The shop door slammed. Hastily she slid the water bottle into her bag and waggled three fingers at the clerk on the way out.
Frances paced outside, jabbing at her phone, and Augusta considered, for a moment, whether to give the girl some privacy. She sidled closer.
“Hey Mom, it’s me.” Augusta watched the girl’s shoulders hunch. The irritation she felt at Frances’s feebleness was diluted by a less familiar sensation, something like pity. Maybe Frances’s mother would know what to do with the child.
Augusta crept closer. If she eavesdropped, she might even learn a thing or two about this mothering business. It couldn’t be too late. But Frances saw her, frowned, cupped the phone with her other hand.
Augusta wandered to the curb. Across the boulevard, two businesses nestled in the derelict shell of a theatre, their competing services advertised with neon signs.
JESUCRISTO ES EL SEÑOR,
read the larger and more garish one. The other invited passersby to
EAT SKOOBY’S HOT DOGS.
“The blood of Christ and the sausage of Christ,” muttered Augusta, “together at last.”
Frances stood looking at the phone in her hand. It was unpleasantly clear to Augusta what would come next. She took a quick swig from her bottle and walked back to the girl. How did one offer comfort in a situation like this?
She reached into her bag. “Cigarette?”
The girl’s face crumpled.
“Oh no, darling,” Augusta said. “No tears before lunch. Please. I’m not properly fortified.” She reached for Frances’s hand, patting it awkwardly. “We’ll work on the book today, shall we? That will make you feel better. Our path from ruin.”
“I’m not about to cry,” Frances said. She began walking back toward the car. Under their feet, dusty gilt stars of the Walk of Fame named celebrities of the past and present. “I wish that I could phone my parents with good news, that’s all. Just once.” She stopped, seeming to steel herself. “Augusta, when do you think we might see that advance from the publisher? We could put it toward the bills we’re piling up.”
Augusta scuttled ahead, suddenly very interested in the star below. Rhonda Fleming. Who in God’s name was Rhonda Fleming? At one point she must have shone brightly indeed. She turned to Frances. “Any moment now, darling. I’ve just had a call from them this morning. Apparently there was some tangle over the international bank transfer, but it’s sorted now.” She was pleased with how plausible this sounded. Indeed, there were messages on her phone; none was from her publisher, however.

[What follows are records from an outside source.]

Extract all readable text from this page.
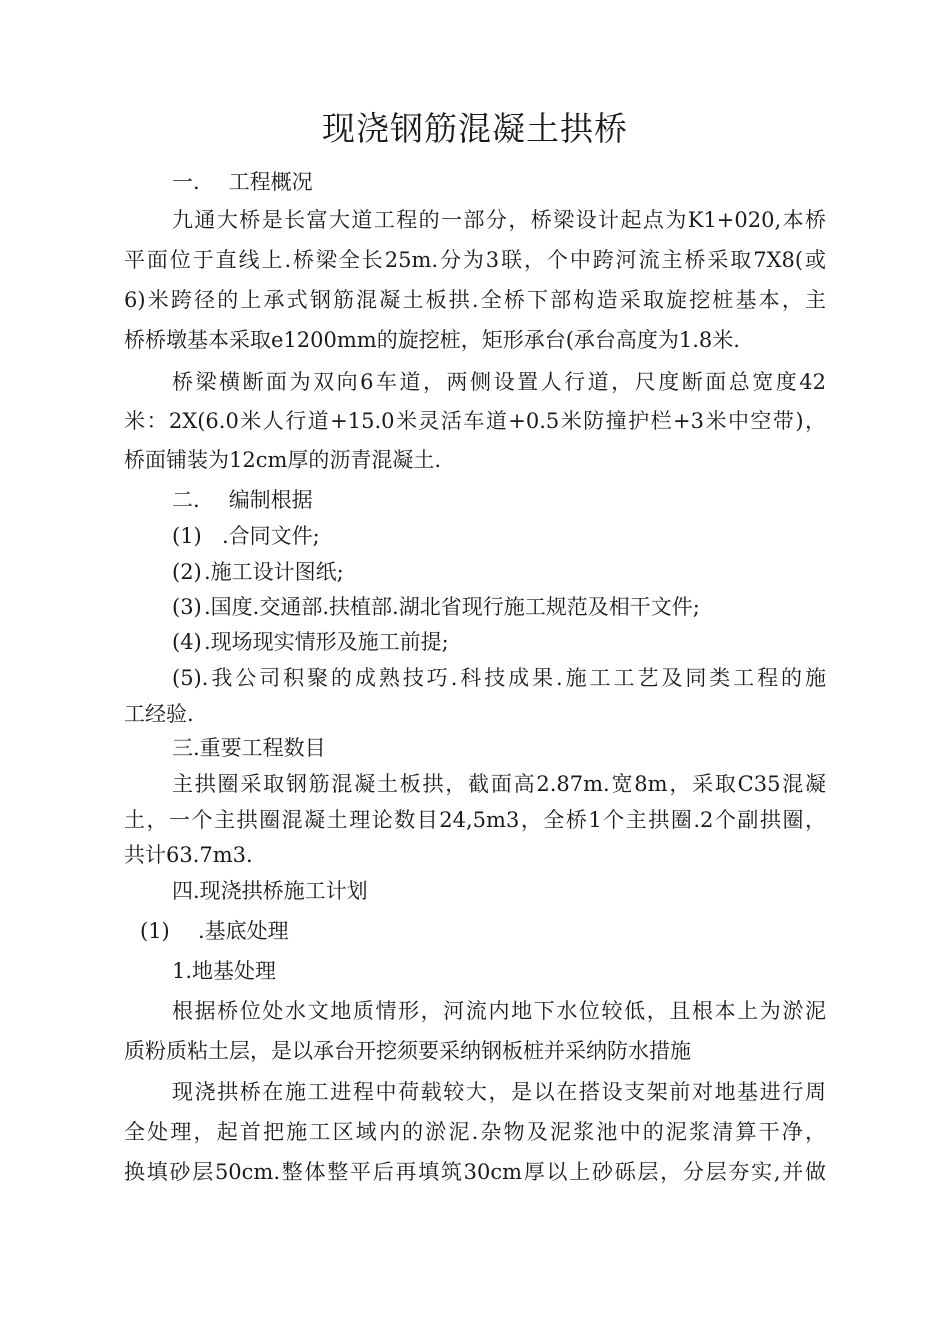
现浇钢筋混凝土拱桥
一. 工程概况
九通大桥是长富大道工程的一部分，桥梁设计起点为K1+020,本桥
平面位于直线上.桥梁全长25m.分为3联，个中跨河流主桥采取7X8(或
6)米跨径的上承式钢筋混凝土板拱.全桥下部构造采取旋挖桩基本，主
桥桥墩基本采取e1200mm的旋挖桩，矩形承台(承台高度为1.8米.
桥梁横断面为双向6车道，两侧设置人行道，尺度断面总宽度42
米：2X(6.0米人行道+15.0米灵活车道+0.5米防撞护栏+3米中空带)，
桥面铺装为12cm厚的沥青混凝土.
二. 编制根据
(1) .合同文件;
(2) .施工设计图纸;
(3) .国度.交通部.扶植部.湖北省现行施工规范及相干文件;
(4) .现场现实情形及施工前提;
(5).我公司积聚的成熟技巧.科技成果.施工工艺及同类工程的施
工经验.
三.重要工程数目
主拱圈采取钢筋混凝土板拱，截面高2.87m.宽8m，采取C35混凝
土，一个主拱圈混凝土理论数目24,5m3，全桥1个主拱圈.2个副拱圈，
共计63.7m3.
四.现浇拱桥施工计划
(1) .基底处理
1.地基处理
根据桥位处水文地质情形，河流内地下水位较低，且根本上为淤泥
质粉质粘土层，是以承台开挖须要采纳钢板桩并采纳防水措施
现浇拱桥在施工进程中荷载较大，是以在搭设支架前对地基进行周
全处理，起首把施工区域内的淤泥.杂物及泥浆池中的泥浆清算干净，
换填砂层50cm.整体整平后再填筑30cm厚以上砂砾层，分层夯实,并做
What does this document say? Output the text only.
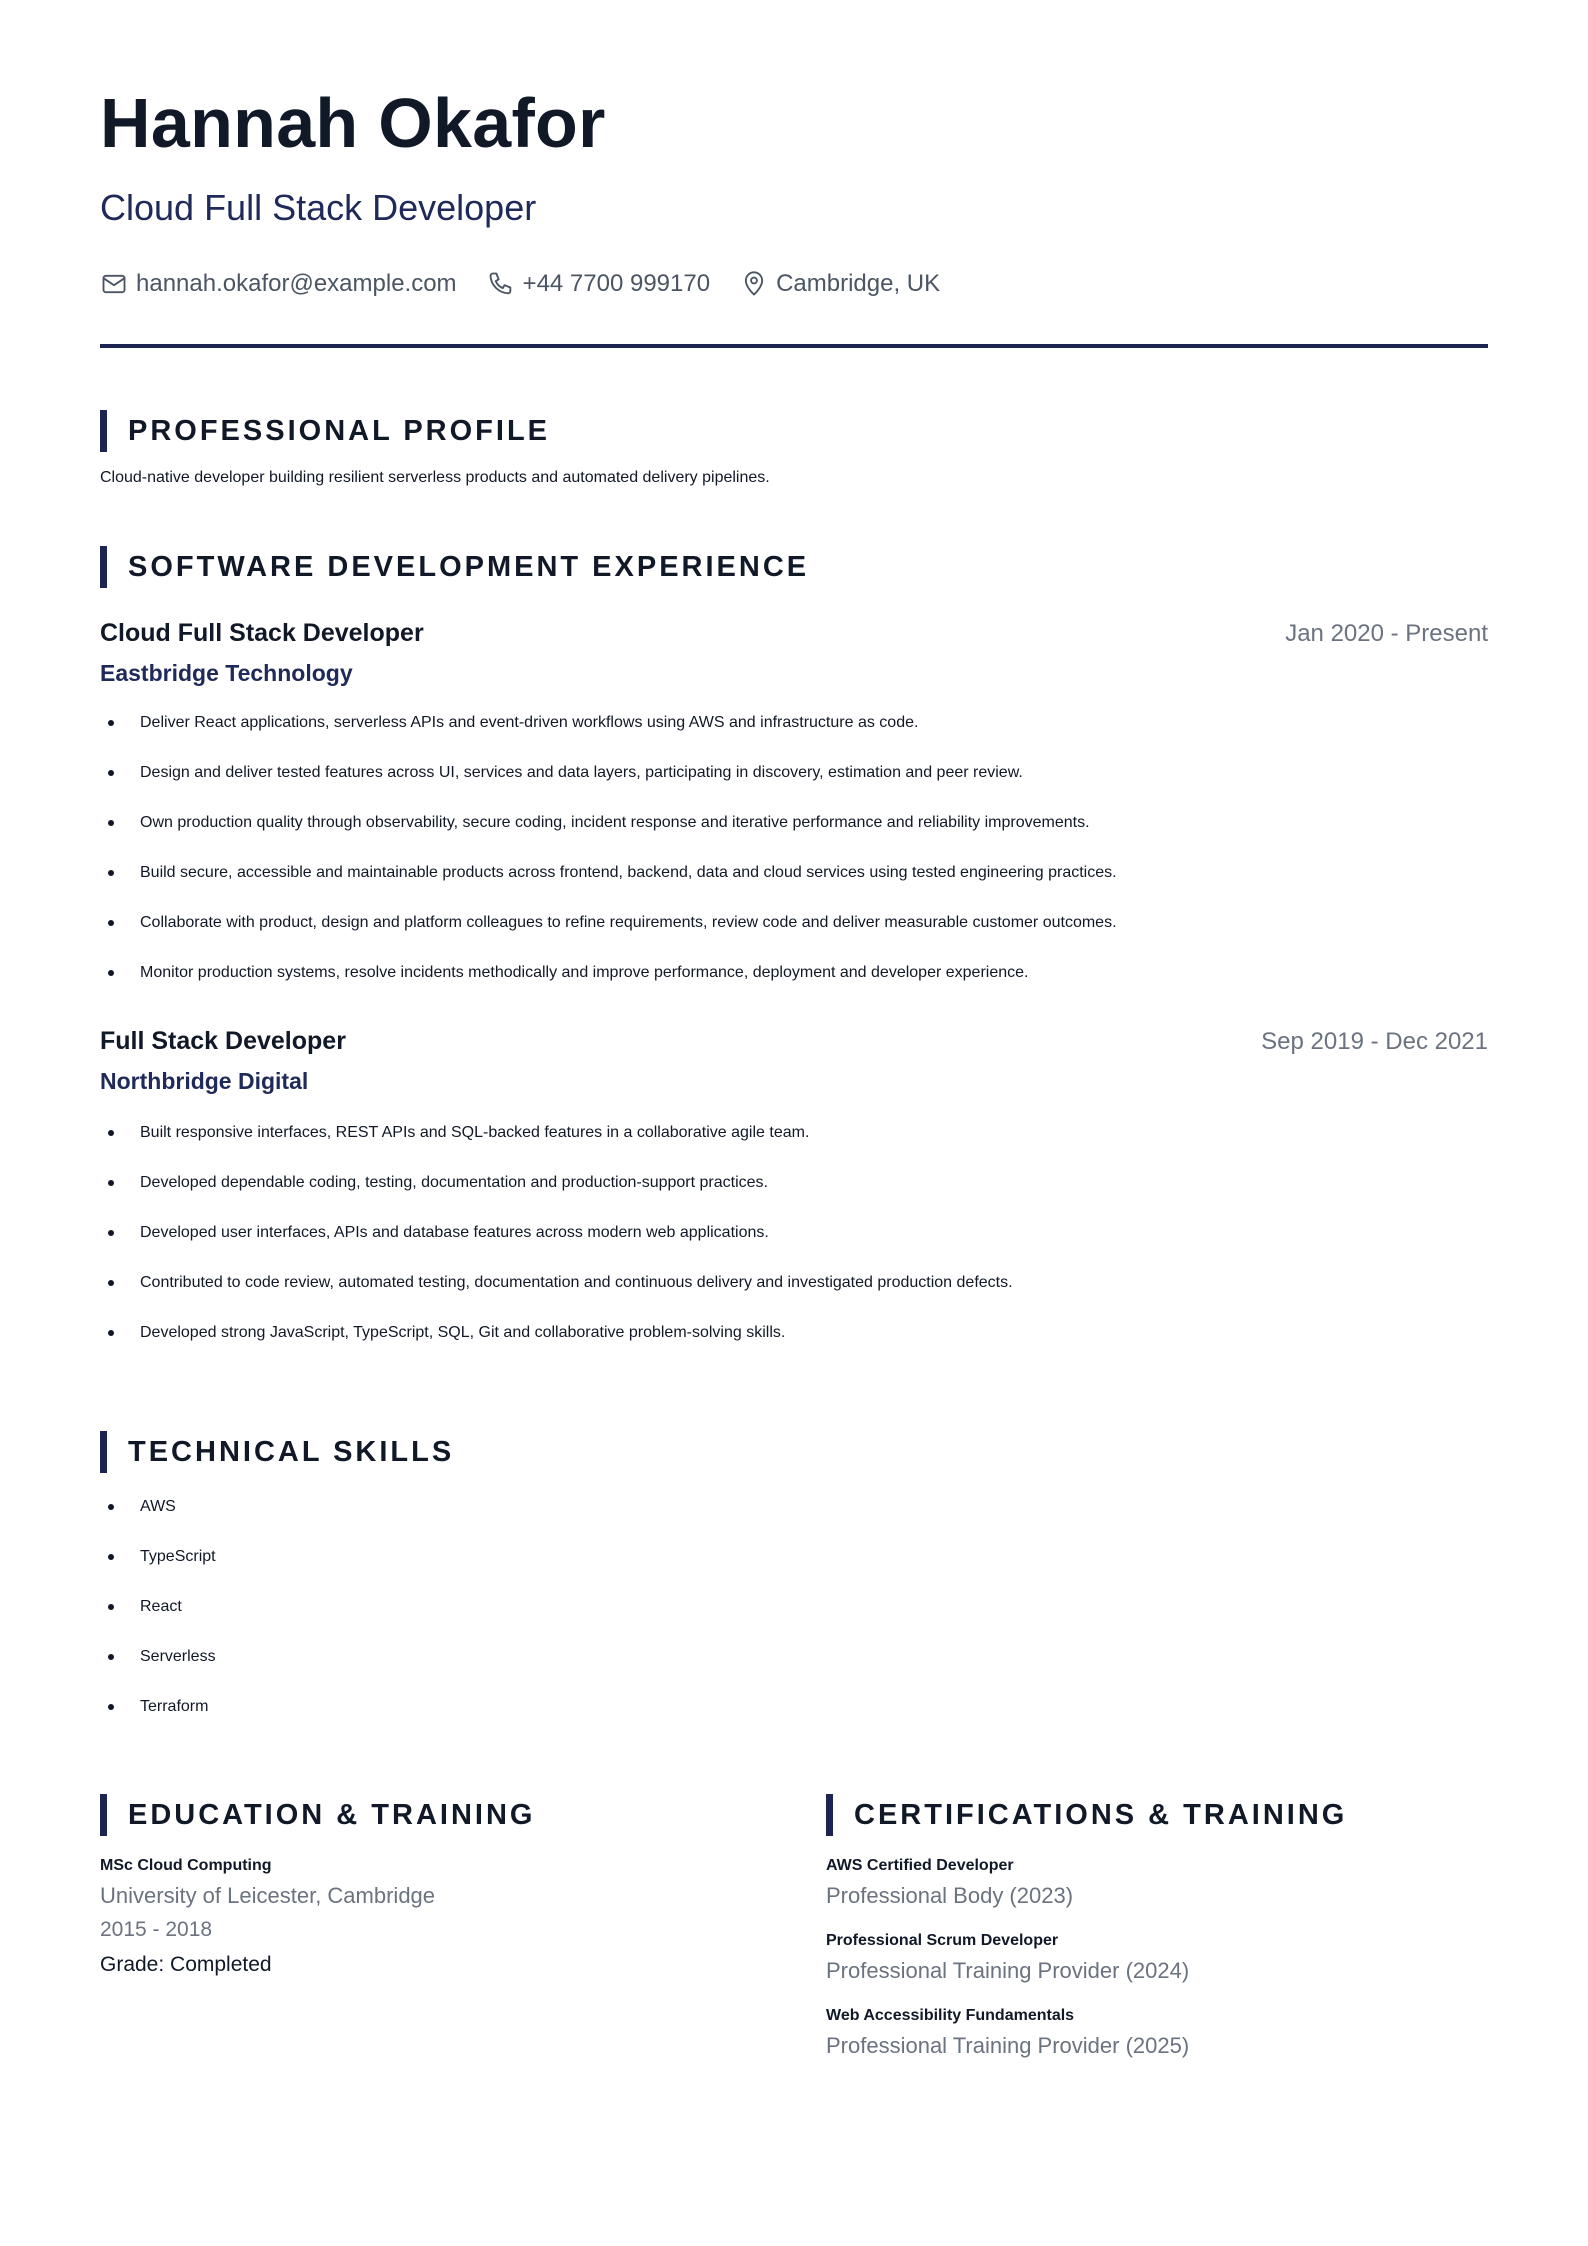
Hannah Okafor
Cloud Full Stack Developer
hannah.okafor@example.com	+44 7700 999170	Cambridge, UK
PROFESSIONAL PROFILE
Cloud-native developer building resilient serverless products and automated delivery pipelines.
SOFTWARE DEVELOPMENT EXPERIENCE
Cloud Full Stack Developer	Jan 2020 - Present
Eastbridge Technology
Deliver React applications, serverless APIs and event-driven workflows using AWS and infrastructure as code.
Design and deliver tested features across UI, services and data layers, participating in discovery, estimation and peer review.
Own production quality through observability, secure coding, incident response and iterative performance and reliability improvements.
Build secure, accessible and maintainable products across frontend, backend, data and cloud services using tested engineering practices.
Collaborate with product, design and platform colleagues to refine requirements, review code and deliver measurable customer outcomes.
Monitor production systems, resolve incidents methodically and improve performance, deployment and developer experience.
Full Stack Developer	Sep 2019 - Dec 2021
Northbridge Digital
Built responsive interfaces, REST APIs and SQL-backed features in a collaborative agile team.
Developed dependable coding, testing, documentation and production-support practices.
Developed user interfaces, APIs and database features across modern web applications.
Contributed to code review, automated testing, documentation and continuous delivery and investigated production defects.
Developed strong JavaScript, TypeScript, SQL, Git and collaborative problem-solving skills.
TECHNICAL SKILLS
AWS
TypeScript
React
Serverless
Terraform
EDUCATION & TRAINING
MSc Cloud Computing
University of Leicester, Cambridge
2015 - 2018
Grade: Completed
CERTIFICATIONS & TRAINING
AWS Certified Developer
Professional Body (2023)
Professional Scrum Developer
Professional Training Provider (2024)
Web Accessibility Fundamentals
Professional Training Provider (2025)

Frances’s eyes were red in the bright light, and Augusta led her over to a bench. She dropped her cigarette, noticing with some regret that it had fallen, sizzling, on Boris Karloff’s star. From her bag she pulled a pair of giant sunglasses that had come free with a magazine.
“Here,” she said, shoving them at Frances. “These will help.”

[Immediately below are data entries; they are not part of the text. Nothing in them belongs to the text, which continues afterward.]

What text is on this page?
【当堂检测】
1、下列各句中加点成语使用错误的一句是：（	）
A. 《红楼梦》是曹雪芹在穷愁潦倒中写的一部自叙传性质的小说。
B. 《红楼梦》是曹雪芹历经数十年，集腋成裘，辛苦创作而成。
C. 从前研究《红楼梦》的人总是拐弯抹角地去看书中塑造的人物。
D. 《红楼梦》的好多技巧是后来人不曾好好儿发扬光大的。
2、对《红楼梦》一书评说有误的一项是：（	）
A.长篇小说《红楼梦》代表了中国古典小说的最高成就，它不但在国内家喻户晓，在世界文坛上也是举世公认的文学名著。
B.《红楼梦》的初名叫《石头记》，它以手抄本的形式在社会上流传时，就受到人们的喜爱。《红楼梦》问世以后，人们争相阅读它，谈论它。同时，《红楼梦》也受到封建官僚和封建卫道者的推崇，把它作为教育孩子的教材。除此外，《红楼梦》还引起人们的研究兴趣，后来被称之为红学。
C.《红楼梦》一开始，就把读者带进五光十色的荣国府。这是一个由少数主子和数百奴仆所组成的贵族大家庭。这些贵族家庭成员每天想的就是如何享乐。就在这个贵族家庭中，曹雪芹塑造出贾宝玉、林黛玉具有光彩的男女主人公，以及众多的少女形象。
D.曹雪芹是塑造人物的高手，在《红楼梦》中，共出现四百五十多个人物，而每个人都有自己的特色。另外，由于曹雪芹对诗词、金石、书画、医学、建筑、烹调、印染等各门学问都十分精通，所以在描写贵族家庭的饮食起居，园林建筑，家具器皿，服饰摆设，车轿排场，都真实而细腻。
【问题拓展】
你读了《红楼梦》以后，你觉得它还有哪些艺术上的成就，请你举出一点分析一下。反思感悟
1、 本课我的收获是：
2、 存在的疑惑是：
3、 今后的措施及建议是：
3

Frances sat unmoving while Augusta slid the glasses onto her face, adjusting them so they sat just so.
“There you are, darling. Very alluring. One should always choose mystery over mucous.”
“You mean I look great with my face half covered.” But Frances gave her a grateful smile.
For a moment they sat and watched the parade of pilgrims paying obeisance to the sidewalk.
“My father was utterly disgusted that I wanted to be an actress,” Augusta said. “He said I would bring shame on the family. I might as well be a streetwalker, he said. Do you know what he wanted me to be?”
Frances shook her head.
“An accountant.”
“He did not!”
“No word of a lie. The man thought I should be in charge of other people’s money. Which is one of the reasons I was always convinced that he wasn’t really my father.”
Frances dissolved into hopeless giggles on the bench beside her. Augusta patted her knee.
“You should get used to it now or you’ll be in tears from here until death. You will often disappoint your parents.” Augusta took a swig from her bottle. “And sometimes your children, too.”